Aaron Goldstein, who oversees the office’s Child Protective Court division, said the Public Defender represents the parents of some 5,000 children in the DCFS system, and estimates more than half had been permitted the in-person, supervised visits that now have to be canceled.

Local courts could make case-by-case orders mandating in-person visits and conditions to limit the risk of spreading COVID-19, but so far judges are hewing to DCFS guidelines, Goldstein said.
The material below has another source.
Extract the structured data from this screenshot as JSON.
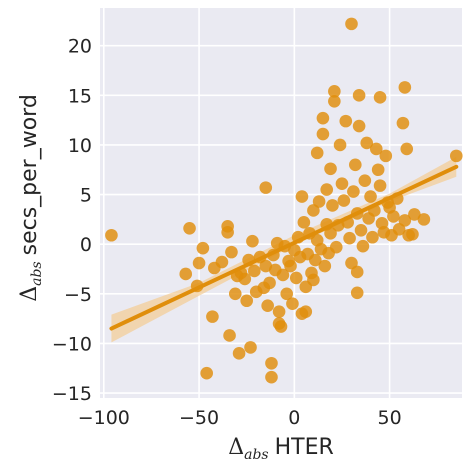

The court even has put on hold hearings at which parents can regain custody of their children, Goldstein said.

“We have children in foster care who have a babysitter coming to the house every day, but the child’s parents still aren’t allowed to see them,” Goldstein said.

Judge Patricia Martin, presiding judge over Child Protective courts, said judges still are hearing “emergency” cases. While the judge said she has sympathy for parents and children in her court, she is trying to adhere to guidelines from DCFS and the Centers for Disease Control by limiting in-person contact, including the number of court hearings she allows. The court, she said, is looking to broaden the list of issues eligible for emergency hearings as soon as this week.

“I feel sympathetic to any parent, anyone who has contact with a child that is restricted to FaceTime,” she said. “The issue for me is keeping that kid safe, and the parent safe, and the foster parent safe, and the (DCFS) worker safe. But during this national crisis, this world crisis, based on fact the CDC is recommending us all not gather, I think it’s reasonable that this is the restriction.”